I think the previous reviews are a little harsh. It's true the final was completely unreasonable and that there's disorganization but if you make an effort, you can actually still learn quite a bit. Lots of content. One problem with the lectures is that they're about twice as long as they should be. I chalk this up to Roberts' relative inexperience and think he'll improve
Wow, I am shocked about how bad this class was. While much of the reading was interesting and thought-provoking, I would advise you to read at at your leisure instead of doing about 100 pages a week, none of which have any relationship with lecture. Something should be said for the fact that he tried to answer questions and create discussions in lecture. However, what ended up happening was a pure waste of time, and he rushed through his computer slides (I guess the blackboard is obsolete in today's world) in the last 15 minutes of class, often keeping us after time was up. All potentially interesting and poignant topics were sucked completely dry. Bottom line: Avoid this class, or at least wait to see if anyone else is teaching it.
Professor Robert's class looked very intersting, however his lectures were disorganized and I was astonished by his lack of communication with his Teaching Assitants. The class was a disappointment. Professor Roberts was very unenthusiastic and difficult to reach. The readings and subject matter were interesting, however the actual class was hard to follow both intellectually and bureacratically.

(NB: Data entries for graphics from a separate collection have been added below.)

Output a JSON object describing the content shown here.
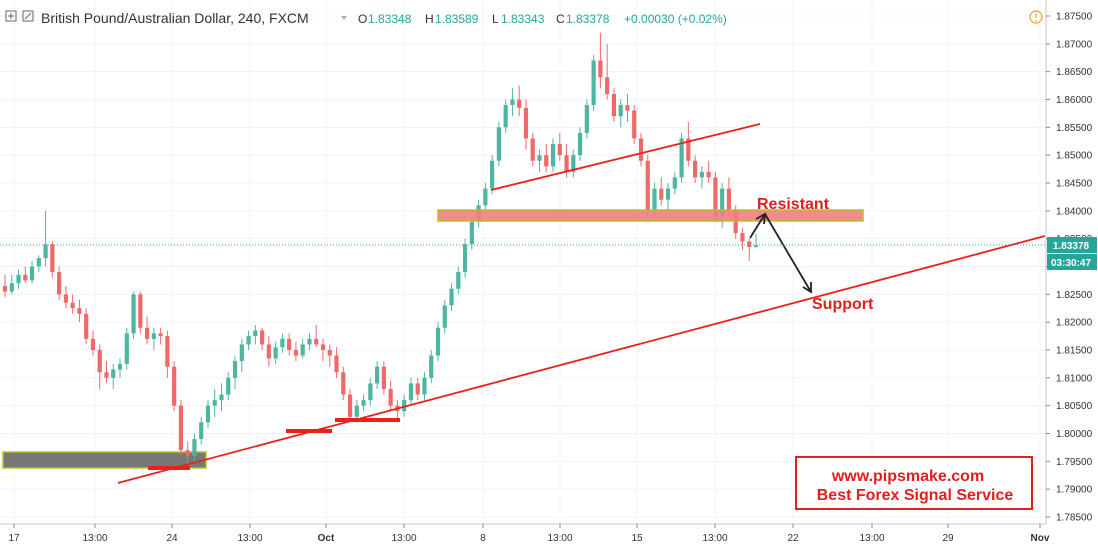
{
  "header": {
    "symbol_title": "British Pound/Australian Dollar, 240, FXCM",
    "open_label": "O",
    "open_value": "1.83348",
    "high_label": "H",
    "high_value": "1.83589",
    "low_label": "L",
    "low_value": "1.83343",
    "close_label": "C",
    "close_value": "1.83378",
    "change_value": "+0.00030 (+0.02%)"
  },
  "price_axis": {
    "ticks": [
      "1.87500",
      "1.87000",
      "1.86500",
      "1.86000",
      "1.85500",
      "1.85000",
      "1.84500",
      "1.84000",
      "1.83500",
      "1.83000",
      "1.82500",
      "1.82000",
      "1.81500",
      "1.81000",
      "1.80500",
      "1.80000",
      "1.79500",
      "1.79000",
      "1.78500"
    ],
    "current_price_label": "1.83378",
    "countdown_label": "03:30:47"
  },
  "time_axis": {
    "ticks": [
      "17",
      "13:00",
      "24",
      "13:00",
      "Oct",
      "13:00",
      "8",
      "13:00",
      "15",
      "13:00",
      "22",
      "13:00",
      "29",
      "Nov"
    ]
  },
  "annotations": {
    "resistant_label": "Resistant",
    "support_label": "Support",
    "watermark_line1": "www.pipsmake.com",
    "watermark_line2": "Best Forex Signal Service"
  },
  "colors": {
    "up": "#4db6a0",
    "down": "#ee6a6a",
    "trendline": "#e8211d",
    "zone_fill": "#f08080",
    "zone_border": "#b8c020",
    "support_zone_fill": "#777777",
    "price_tag": "#26a69a",
    "watermark_border": "#e0201c"
  },
  "chart_data": {
    "type": "candlestick",
    "title": "British Pound/Australian Dollar, 240, FXCM",
    "ylim": [
      1.7845,
      1.8765
    ],
    "y_ticks": [
      1.875,
      1.87,
      1.865,
      1.86,
      1.855,
      1.85,
      1.845,
      1.84,
      1.835,
      1.83,
      1.825,
      1.82,
      1.815,
      1.81,
      1.805,
      1.8,
      1.795,
      1.79,
      1.785
    ],
    "x_ticks": [
      "17",
      "13:00",
      "24",
      "13:00",
      "Oct",
      "13:00",
      "8",
      "13:00",
      "15",
      "13:00",
      "22",
      "13:00",
      "29",
      "Nov"
    ],
    "last_price": 1.83378,
    "candles": [
      [
        1.8265,
        1.8285,
        1.8245,
        1.8255
      ],
      [
        1.8255,
        1.8285,
        1.825,
        1.827
      ],
      [
        1.827,
        1.8295,
        1.826,
        1.8285
      ],
      [
        1.8285,
        1.83,
        1.827,
        1.8275
      ],
      [
        1.8275,
        1.831,
        1.827,
        1.83
      ],
      [
        1.83,
        1.832,
        1.829,
        1.8315
      ],
      [
        1.8315,
        1.84,
        1.83,
        1.834
      ],
      [
        1.834,
        1.8345,
        1.828,
        1.829
      ],
      [
        1.829,
        1.83,
        1.824,
        1.825
      ],
      [
        1.825,
        1.8265,
        1.8225,
        1.8235
      ],
      [
        1.8235,
        1.825,
        1.8215,
        1.8225
      ],
      [
        1.8225,
        1.824,
        1.82,
        1.8215
      ],
      [
        1.8215,
        1.8225,
        1.816,
        1.817
      ],
      [
        1.817,
        1.8185,
        1.814,
        1.815
      ],
      [
        1.815,
        1.816,
        1.808,
        1.811
      ],
      [
        1.811,
        1.813,
        1.809,
        1.81
      ],
      [
        1.81,
        1.8125,
        1.808,
        1.8115
      ],
      [
        1.8115,
        1.8135,
        1.81,
        1.8125
      ],
      [
        1.8125,
        1.819,
        1.8115,
        1.818
      ],
      [
        1.818,
        1.8255,
        1.817,
        1.825
      ],
      [
        1.825,
        1.8255,
        1.818,
        1.819
      ],
      [
        1.819,
        1.821,
        1.816,
        1.817
      ],
      [
        1.817,
        1.819,
        1.815,
        1.818
      ],
      [
        1.818,
        1.819,
        1.816,
        1.8175
      ],
      [
        1.8175,
        1.8185,
        1.81,
        1.812
      ],
      [
        1.812,
        1.813,
        1.804,
        1.805
      ],
      [
        1.805,
        1.806,
        1.796,
        1.797
      ],
      [
        1.797,
        1.7985,
        1.7945,
        1.796
      ],
      [
        1.796,
        1.8,
        1.795,
        1.799
      ],
      [
        1.799,
        1.803,
        1.798,
        1.802
      ],
      [
        1.802,
        1.806,
        1.801,
        1.805
      ],
      [
        1.805,
        1.808,
        1.803,
        1.806
      ],
      [
        1.806,
        1.809,
        1.804,
        1.807
      ],
      [
        1.807,
        1.811,
        1.806,
        1.81
      ],
      [
        1.81,
        1.814,
        1.808,
        1.813
      ],
      [
        1.813,
        1.817,
        1.811,
        1.816
      ],
      [
        1.816,
        1.8185,
        1.815,
        1.8175
      ],
      [
        1.8175,
        1.8195,
        1.816,
        1.8185
      ],
      [
        1.8185,
        1.819,
        1.815,
        1.816
      ],
      [
        1.816,
        1.8175,
        1.812,
        1.8135
      ],
      [
        1.8135,
        1.8165,
        1.8125,
        1.8155
      ],
      [
        1.8155,
        1.818,
        1.8145,
        1.817
      ],
      [
        1.817,
        1.818,
        1.814,
        1.815
      ],
      [
        1.815,
        1.8165,
        1.813,
        1.814
      ],
      [
        1.814,
        1.817,
        1.8135,
        1.816
      ],
      [
        1.816,
        1.818,
        1.815,
        1.817
      ],
      [
        1.817,
        1.8195,
        1.8155,
        1.816
      ],
      [
        1.816,
        1.817,
        1.813,
        1.815
      ],
      [
        1.815,
        1.816,
        1.812,
        1.814
      ],
      [
        1.814,
        1.8155,
        1.81,
        1.811
      ],
      [
        1.811,
        1.812,
        1.806,
        1.807
      ],
      [
        1.807,
        1.808,
        1.802,
        1.803
      ],
      [
        1.803,
        1.806,
        1.802,
        1.805
      ],
      [
        1.805,
        1.807,
        1.804,
        1.806
      ],
      [
        1.806,
        1.81,
        1.805,
        1.809
      ],
      [
        1.809,
        1.813,
        1.808,
        1.812
      ],
      [
        1.812,
        1.813,
        1.807,
        1.808
      ],
      [
        1.808,
        1.8095,
        1.804,
        1.805
      ],
      [
        1.805,
        1.806,
        1.802,
        1.804
      ],
      [
        1.804,
        1.807,
        1.803,
        1.806
      ],
      [
        1.806,
        1.81,
        1.805,
        1.809
      ],
      [
        1.809,
        1.81,
        1.806,
        1.807
      ],
      [
        1.807,
        1.811,
        1.806,
        1.81
      ],
      [
        1.81,
        1.815,
        1.809,
        1.814
      ],
      [
        1.814,
        1.82,
        1.813,
        1.819
      ],
      [
        1.819,
        1.824,
        1.818,
        1.823
      ],
      [
        1.823,
        1.827,
        1.822,
        1.826
      ],
      [
        1.826,
        1.83,
        1.825,
        1.829
      ],
      [
        1.829,
        1.835,
        1.828,
        1.834
      ],
      [
        1.834,
        1.839,
        1.833,
        1.838
      ],
      [
        1.838,
        1.842,
        1.837,
        1.841
      ],
      [
        1.841,
        1.845,
        1.84,
        1.844
      ],
      [
        1.844,
        1.85,
        1.843,
        1.849
      ],
      [
        1.849,
        1.856,
        1.848,
        1.855
      ],
      [
        1.855,
        1.86,
        1.854,
        1.859
      ],
      [
        1.859,
        1.862,
        1.857,
        1.86
      ],
      [
        1.86,
        1.8625,
        1.857,
        1.8585
      ],
      [
        1.8585,
        1.86,
        1.851,
        1.853
      ],
      [
        1.853,
        1.854,
        1.848,
        1.849
      ],
      [
        1.849,
        1.851,
        1.847,
        1.85
      ],
      [
        1.85,
        1.852,
        1.847,
        1.848
      ],
      [
        1.848,
        1.853,
        1.847,
        1.852
      ],
      [
        1.852,
        1.854,
        1.849,
        1.85
      ],
      [
        1.85,
        1.852,
        1.846,
        1.847
      ],
      [
        1.847,
        1.851,
        1.846,
        1.85
      ],
      [
        1.85,
        1.855,
        1.849,
        1.854
      ],
      [
        1.854,
        1.86,
        1.853,
        1.859
      ],
      [
        1.859,
        1.868,
        1.858,
        1.867
      ],
      [
        1.867,
        1.872,
        1.862,
        1.864
      ],
      [
        1.864,
        1.87,
        1.86,
        1.861
      ],
      [
        1.861,
        1.862,
        1.856,
        1.857
      ],
      [
        1.857,
        1.86,
        1.855,
        1.859
      ],
      [
        1.859,
        1.861,
        1.856,
        1.858
      ],
      [
        1.858,
        1.859,
        1.852,
        1.853
      ],
      [
        1.853,
        1.854,
        1.848,
        1.849
      ],
      [
        1.849,
        1.85,
        1.839,
        1.84
      ],
      [
        1.84,
        1.845,
        1.839,
        1.844
      ],
      [
        1.844,
        1.846,
        1.841,
        1.842
      ],
      [
        1.842,
        1.845,
        1.84,
        1.844
      ],
      [
        1.844,
        1.847,
        1.843,
        1.846
      ],
      [
        1.846,
        1.854,
        1.845,
        1.853
      ],
      [
        1.853,
        1.856,
        1.848,
        1.849
      ],
      [
        1.849,
        1.85,
        1.845,
        1.846
      ],
      [
        1.846,
        1.848,
        1.844,
        1.847
      ],
      [
        1.847,
        1.849,
        1.845,
        1.846
      ],
      [
        1.846,
        1.847,
        1.838,
        1.839
      ],
      [
        1.839,
        1.845,
        1.837,
        1.844
      ],
      [
        1.844,
        1.846,
        1.839,
        1.84
      ],
      [
        1.84,
        1.841,
        1.835,
        1.836
      ],
      [
        1.836,
        1.837,
        1.833,
        1.8345
      ],
      [
        1.8345,
        1.835,
        1.831,
        1.8335
      ],
      [
        1.83348,
        1.83589,
        1.83343,
        1.83378
      ]
    ]
  }
}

This class was one of the most disappointing classes I've taken at Columbia. As a history major, I was looking forward to doing the readings and going to lecture, and Roberts is so unenthusiastic, disorganized and uninspired that I wound up not attending lecture. ever. The times that I was there I kept wondering when he would freach his speciality and get excited, but he looked pretty bored. Even readings that were good were made to look pointless within the context of his lectures. Although discussion sections were interesting, the man did things like show movies and slides while speaking monotone to a lifeless audience. Assignments were pointless and broad not even the TAs understood them. Roberts put about 4 of 15 books on reserve. Anyone with any humanities experience can pull off a B by going to class once a month.